Cormojo appeared then, a mandrill-shaped ancient thing, brilliant and vile. Once companion to Volukai and Matildae, he spoke the truth no one wanted: only evil could touch the blade. To save the kingdom, Zun must give in to the darkness already growing in his heart.
Before a choice could be made, the dead came. The Bone Blight Horde, led by Golgarion, death knight aspirant and servant of Severin, marched on the inn. Three drider brothers guided them.
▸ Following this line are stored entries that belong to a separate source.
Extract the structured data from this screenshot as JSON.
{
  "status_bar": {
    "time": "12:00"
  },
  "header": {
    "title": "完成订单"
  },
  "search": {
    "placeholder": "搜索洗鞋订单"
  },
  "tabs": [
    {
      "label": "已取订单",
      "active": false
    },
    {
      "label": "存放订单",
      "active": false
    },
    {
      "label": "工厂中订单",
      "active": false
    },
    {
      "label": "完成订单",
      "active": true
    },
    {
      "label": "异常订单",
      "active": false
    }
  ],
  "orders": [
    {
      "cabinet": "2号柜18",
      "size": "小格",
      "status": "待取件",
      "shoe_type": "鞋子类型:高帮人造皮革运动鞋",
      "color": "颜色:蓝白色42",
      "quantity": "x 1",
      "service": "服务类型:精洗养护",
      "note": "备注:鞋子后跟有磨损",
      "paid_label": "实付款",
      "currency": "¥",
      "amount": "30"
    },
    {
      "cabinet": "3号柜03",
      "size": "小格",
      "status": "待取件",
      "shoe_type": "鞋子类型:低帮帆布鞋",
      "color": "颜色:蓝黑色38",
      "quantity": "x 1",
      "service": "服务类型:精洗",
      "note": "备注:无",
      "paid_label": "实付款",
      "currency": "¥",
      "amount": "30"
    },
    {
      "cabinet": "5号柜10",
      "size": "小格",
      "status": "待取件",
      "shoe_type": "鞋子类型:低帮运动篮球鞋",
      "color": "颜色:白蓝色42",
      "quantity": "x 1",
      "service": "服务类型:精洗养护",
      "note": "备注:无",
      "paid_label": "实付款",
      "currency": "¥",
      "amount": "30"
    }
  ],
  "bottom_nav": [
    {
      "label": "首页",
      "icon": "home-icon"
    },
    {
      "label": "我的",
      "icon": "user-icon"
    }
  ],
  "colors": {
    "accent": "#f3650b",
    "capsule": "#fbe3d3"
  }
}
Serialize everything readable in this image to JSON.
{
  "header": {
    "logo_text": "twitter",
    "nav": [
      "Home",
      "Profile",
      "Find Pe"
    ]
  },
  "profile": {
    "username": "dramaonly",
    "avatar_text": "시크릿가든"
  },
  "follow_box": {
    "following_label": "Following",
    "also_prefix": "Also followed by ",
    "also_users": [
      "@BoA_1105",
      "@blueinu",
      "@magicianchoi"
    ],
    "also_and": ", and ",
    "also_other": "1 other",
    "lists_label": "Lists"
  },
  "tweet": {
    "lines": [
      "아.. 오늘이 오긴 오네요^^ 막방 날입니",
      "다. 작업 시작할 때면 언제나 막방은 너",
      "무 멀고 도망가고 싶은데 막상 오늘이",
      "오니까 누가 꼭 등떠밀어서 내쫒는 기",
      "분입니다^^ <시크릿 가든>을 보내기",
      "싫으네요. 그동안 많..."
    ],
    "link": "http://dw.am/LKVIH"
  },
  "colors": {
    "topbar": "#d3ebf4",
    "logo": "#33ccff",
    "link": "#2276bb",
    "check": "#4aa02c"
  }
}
Golgarion rode the shadow dragon Sharkal Sharkool, and Rendgray called to them like a bell rung in the grave.
Sir Paulnes evacuated the innocent. The knights stayed. They fought all night. The inn burned. The dead fell and rose again. Kaia died first. Gnarmyr soon followed. By dawn, hope was a memory. That was when Ythian, dark elf ward-walker and Syelle’s lover, appeared. He could save them all, but she would owe him something she did not yet understand. Zun’s eyes went black. He took Rendgray.

The Hall of Night Mist
They were torn from the world and cast into the Hall of Night Mist, a demiplane built for endings. The trap snapped shut. Volukai’s avatar manifested, drawn by the sword. Severin arrived on Taelashinon. Skylla descended on the shadow dragon Yropa. Aceritiana stood revealed at last.
Nothing made sense. Enemies turned on each other. Dragons struck at Lich. Knights fought everyone. Loralin tapped polymorph to destroy Sharkal Sharkool, transforming the shadow dragon into a fish and sending it plummeting to almost a comical death. Severin then escaped the scene. In the final moments, Loralin understood the vampire’s true name was not as a weapon, but a path. As Zun destroyed Aceritiana, the rupture opened a ley-line to a Feyhold beyond time. Loralin vanished through it. Three days passed for him. Three seconds passed for the others.
He returned with the Justicar reforged, radiant and whole. Korrath took her family blade, roared her grief into the void, and smote Volukai’s avatar from existence. The Hall collapsed. The dragons fled. The night mist tore itself apart.

Aftermath
The land began to heal. The knights did not. They returned changed, hardened, and bound together by something no oath ever formalized, Rendgray wrapped in layers of oiled leather and secured beneath Granitehome. And somewhere in the Feywild, unseen by most, the threads tightened around a different blade, a different bearer, and a different war yet to come. Because evil had been defeated that night, but dreadfully, it had also learned.